Depuis 2009, l’Observatoire critique, un réseau indépendant de projets citoyens, promeut la démocratie et l’anticapitalisme au sein de la société cubaine. Cette organisation soutient des initiatives communautaires, notamment celles menées par la jeunesse. Elle fonctionne sur la base des doctrines libertaires, quoique l’idéal anarchiste ne soit pas partagé par tous ses adhérents.

Boris Leonardo Caro : Si le gouvernement cubain a demandé aux citoyens de débattre le nouveau Code du travail, pourquoi la police a essayé d’empêcher le débat organisé par l’Observatoire critique ?

Isbel Díaz : Premièrement, l’appel du gouvernement n’a compris que les syndicats affiliés à la Centrale des travailleurs de Cuba (CTC). La convocation a écarté donc la participation des étudiants, des coopératives et des associations de femmes, de personnes handicapées et d’artistes. La discussion sur cette loi a été tenue hors de l’espace communautaire. Nous avons décidé de combler ce vide. En outre, l’entrée aux endroits où les intellectuels cubains considèrent ces sujets demeure restreinte à une élite de personnes cultivées, ayant accès à internet et au courriel. C’est pourquoi ces débats ont une influence négligeable sur la société. Pourtant, ces polémiques intellectuelles font croire ailleurs que la société cubaine est ouverte à la discussion des idées.
En fait, même dans les syndicats autorisés à tenir la discussion sur le Code du travail, la bureaucratie a réprimé les opinions, jetant un regard critique sur la nouvelle législation.
La police politique cubaine entrave le développement de notre organisation et des autres groupes. Les autorités essaient de dénaturer nos objectifs, de détruire nos alliances, de désinformer et de menacer des militants et des citoyens.
La société civile cubaine est très vulnérable à la répression exercée par des corps paramilitaires qui agissent au-dessus de la Constitution, piétinant des lois cubaines et internationales. C’est pourquoi la police a importuné la réunion que nous avions organisée dans un parc de La Havane pour discuter le nouveau Code du travail. Ils lisent impunément nos courriels et écoutent nos conversations téléphoniques.
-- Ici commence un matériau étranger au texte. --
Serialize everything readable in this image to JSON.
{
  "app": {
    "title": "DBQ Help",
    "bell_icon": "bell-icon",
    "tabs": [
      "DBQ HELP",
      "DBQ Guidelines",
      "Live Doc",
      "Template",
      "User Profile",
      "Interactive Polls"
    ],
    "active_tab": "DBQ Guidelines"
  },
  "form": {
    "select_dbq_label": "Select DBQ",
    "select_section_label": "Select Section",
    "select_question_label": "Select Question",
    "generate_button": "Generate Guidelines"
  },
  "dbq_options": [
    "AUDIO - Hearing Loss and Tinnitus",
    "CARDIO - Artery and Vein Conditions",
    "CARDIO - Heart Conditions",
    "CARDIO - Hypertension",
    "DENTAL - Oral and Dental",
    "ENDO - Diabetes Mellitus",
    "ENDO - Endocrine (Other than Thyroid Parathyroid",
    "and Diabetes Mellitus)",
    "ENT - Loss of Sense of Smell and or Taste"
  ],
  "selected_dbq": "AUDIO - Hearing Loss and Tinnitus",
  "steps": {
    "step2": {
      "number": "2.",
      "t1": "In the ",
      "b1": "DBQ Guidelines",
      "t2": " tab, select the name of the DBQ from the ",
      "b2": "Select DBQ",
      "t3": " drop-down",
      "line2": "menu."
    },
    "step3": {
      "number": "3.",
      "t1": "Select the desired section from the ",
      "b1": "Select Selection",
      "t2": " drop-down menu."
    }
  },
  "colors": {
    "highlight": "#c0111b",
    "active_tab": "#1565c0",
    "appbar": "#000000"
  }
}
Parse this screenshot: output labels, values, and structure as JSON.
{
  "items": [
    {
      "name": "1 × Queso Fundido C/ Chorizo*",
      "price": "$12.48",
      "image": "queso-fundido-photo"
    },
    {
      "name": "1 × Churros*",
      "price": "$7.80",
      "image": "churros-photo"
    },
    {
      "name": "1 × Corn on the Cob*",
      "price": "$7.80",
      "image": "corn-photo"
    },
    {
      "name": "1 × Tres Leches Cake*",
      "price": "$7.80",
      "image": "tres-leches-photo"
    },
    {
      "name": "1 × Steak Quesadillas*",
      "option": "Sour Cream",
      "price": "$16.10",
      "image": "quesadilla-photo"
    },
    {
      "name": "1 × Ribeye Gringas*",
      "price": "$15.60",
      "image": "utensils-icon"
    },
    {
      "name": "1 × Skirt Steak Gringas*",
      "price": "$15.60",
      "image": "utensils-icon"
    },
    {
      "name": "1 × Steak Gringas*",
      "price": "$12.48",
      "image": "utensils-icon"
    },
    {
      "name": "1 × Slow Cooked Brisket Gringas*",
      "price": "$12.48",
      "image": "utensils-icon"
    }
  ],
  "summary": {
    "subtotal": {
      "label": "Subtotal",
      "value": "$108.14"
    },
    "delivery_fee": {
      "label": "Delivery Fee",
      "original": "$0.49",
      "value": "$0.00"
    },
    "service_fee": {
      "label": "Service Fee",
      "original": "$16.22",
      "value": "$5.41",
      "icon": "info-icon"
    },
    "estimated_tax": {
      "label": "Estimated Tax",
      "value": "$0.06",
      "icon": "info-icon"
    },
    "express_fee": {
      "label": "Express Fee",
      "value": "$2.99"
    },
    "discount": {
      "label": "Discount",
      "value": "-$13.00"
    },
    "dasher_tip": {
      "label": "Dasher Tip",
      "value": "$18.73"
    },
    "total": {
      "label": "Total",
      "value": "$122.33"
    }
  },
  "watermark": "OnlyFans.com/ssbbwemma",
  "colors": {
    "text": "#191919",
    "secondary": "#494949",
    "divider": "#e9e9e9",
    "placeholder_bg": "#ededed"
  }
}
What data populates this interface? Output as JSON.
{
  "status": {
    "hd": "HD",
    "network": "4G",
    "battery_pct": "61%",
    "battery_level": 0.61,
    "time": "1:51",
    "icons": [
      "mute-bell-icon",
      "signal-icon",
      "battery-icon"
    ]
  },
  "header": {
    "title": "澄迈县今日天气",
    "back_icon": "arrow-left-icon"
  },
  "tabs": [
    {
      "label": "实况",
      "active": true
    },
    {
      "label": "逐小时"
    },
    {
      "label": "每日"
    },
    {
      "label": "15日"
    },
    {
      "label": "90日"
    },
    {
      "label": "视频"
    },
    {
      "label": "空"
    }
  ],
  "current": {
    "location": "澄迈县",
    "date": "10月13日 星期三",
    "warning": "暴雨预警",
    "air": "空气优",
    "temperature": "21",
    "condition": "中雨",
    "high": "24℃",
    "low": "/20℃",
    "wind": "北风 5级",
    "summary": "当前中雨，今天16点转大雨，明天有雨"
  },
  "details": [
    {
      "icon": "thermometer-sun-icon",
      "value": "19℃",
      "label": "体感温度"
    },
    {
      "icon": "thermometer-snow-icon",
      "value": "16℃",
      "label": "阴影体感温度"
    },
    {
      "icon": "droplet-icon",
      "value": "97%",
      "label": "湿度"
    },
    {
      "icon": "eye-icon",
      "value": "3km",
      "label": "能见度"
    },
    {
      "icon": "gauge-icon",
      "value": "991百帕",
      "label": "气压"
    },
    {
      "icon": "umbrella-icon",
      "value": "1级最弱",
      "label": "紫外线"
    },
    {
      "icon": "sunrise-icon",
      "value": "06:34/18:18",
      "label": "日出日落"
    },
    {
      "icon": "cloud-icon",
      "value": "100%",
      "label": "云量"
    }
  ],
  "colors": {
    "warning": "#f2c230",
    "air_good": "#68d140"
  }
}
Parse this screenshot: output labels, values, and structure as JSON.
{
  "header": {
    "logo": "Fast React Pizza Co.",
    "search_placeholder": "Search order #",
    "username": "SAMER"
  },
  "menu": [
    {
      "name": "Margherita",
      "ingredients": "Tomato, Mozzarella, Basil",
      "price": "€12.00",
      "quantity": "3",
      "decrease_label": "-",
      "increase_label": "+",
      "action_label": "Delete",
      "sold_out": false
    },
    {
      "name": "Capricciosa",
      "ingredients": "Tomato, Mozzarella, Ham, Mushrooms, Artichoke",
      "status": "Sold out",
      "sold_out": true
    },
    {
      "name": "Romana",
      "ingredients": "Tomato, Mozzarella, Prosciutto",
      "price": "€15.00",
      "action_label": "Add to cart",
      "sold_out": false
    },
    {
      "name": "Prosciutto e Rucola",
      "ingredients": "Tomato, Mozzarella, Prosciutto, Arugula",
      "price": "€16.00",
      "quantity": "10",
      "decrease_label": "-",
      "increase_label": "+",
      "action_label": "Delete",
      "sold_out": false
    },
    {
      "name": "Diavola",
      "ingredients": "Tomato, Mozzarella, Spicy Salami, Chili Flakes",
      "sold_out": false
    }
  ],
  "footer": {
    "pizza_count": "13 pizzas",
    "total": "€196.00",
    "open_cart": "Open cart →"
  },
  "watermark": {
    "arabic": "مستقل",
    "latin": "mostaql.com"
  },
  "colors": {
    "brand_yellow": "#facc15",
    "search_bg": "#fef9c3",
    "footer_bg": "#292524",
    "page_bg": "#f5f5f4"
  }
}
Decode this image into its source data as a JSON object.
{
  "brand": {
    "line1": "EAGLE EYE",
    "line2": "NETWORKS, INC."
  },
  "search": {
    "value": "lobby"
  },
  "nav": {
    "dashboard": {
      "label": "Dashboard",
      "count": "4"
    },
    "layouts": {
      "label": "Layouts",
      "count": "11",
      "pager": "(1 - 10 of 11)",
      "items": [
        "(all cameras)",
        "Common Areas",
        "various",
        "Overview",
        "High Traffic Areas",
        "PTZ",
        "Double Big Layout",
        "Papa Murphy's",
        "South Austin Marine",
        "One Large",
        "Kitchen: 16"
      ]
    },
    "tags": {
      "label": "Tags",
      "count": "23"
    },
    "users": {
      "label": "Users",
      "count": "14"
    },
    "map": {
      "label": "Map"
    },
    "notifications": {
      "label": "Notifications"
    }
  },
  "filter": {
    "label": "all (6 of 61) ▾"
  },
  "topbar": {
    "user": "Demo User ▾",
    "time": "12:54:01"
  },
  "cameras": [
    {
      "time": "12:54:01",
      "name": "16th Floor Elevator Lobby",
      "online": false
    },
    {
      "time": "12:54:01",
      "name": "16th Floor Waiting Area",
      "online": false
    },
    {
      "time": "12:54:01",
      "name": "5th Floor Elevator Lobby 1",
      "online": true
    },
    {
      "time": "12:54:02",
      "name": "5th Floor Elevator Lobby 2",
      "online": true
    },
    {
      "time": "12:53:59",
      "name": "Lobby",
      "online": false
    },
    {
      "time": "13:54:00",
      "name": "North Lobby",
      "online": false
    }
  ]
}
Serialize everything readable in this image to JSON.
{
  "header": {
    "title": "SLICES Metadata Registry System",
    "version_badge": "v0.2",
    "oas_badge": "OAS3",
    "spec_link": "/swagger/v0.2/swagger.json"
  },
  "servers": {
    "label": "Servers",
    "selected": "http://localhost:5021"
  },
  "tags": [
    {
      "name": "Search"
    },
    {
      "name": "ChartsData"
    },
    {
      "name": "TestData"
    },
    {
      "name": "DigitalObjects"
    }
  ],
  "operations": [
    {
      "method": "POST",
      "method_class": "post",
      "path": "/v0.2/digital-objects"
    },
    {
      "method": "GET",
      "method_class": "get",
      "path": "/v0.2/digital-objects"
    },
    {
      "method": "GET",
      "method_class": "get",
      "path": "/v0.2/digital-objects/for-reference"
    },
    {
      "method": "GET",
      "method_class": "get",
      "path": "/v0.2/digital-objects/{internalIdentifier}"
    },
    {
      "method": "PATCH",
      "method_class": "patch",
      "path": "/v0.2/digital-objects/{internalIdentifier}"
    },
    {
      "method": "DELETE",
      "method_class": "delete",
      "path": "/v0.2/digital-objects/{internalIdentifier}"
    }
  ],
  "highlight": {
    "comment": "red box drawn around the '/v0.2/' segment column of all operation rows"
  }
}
Boris Leonardo Caro : Comment la société civile cubaine contribue-t-elle aux réformes de Raúl Castro ?

Isbel Díaz : Le concept de société civile est manipulé par le gouvernement cubain, qui contrôle des organisations, dont les comités de défense de la révolution (CDR), la Fédération des femmes cubaines (FMC) et l’association Hermanos-Saíz (pour les jeunes intellectuels). Ces organisations et quelques églises sympathisantes de l’État sont sommées d’exprimer leur accord avec les réformes.
À Cuba, il n’y a pas d’institutions indépendantes pouvant défendre les droits des citoyens face aux politiques du gouvernement et aux conséquences du marché. Le Répertoire national des associations, qui a listé plusieurs organismes non gouvernementaux auparavant, n’accepte plus de demandes depuis des années.
D’ailleurs, les mouvements sociaux et les organisations alternatives sont surveillés et boycottés par les autorités, ce qui entrave leur influence publique.
En tout cas, cette société civile si précaire n’a pas d’emprise sur les réformes de Raúl Castro. Le nouveau modèle a été façonné par les élites de technocrates attachés à une vision autoritaire. Ils promeuvent désespérément des initiatives menant au capitalisme comme la seule solution à la crise nationale.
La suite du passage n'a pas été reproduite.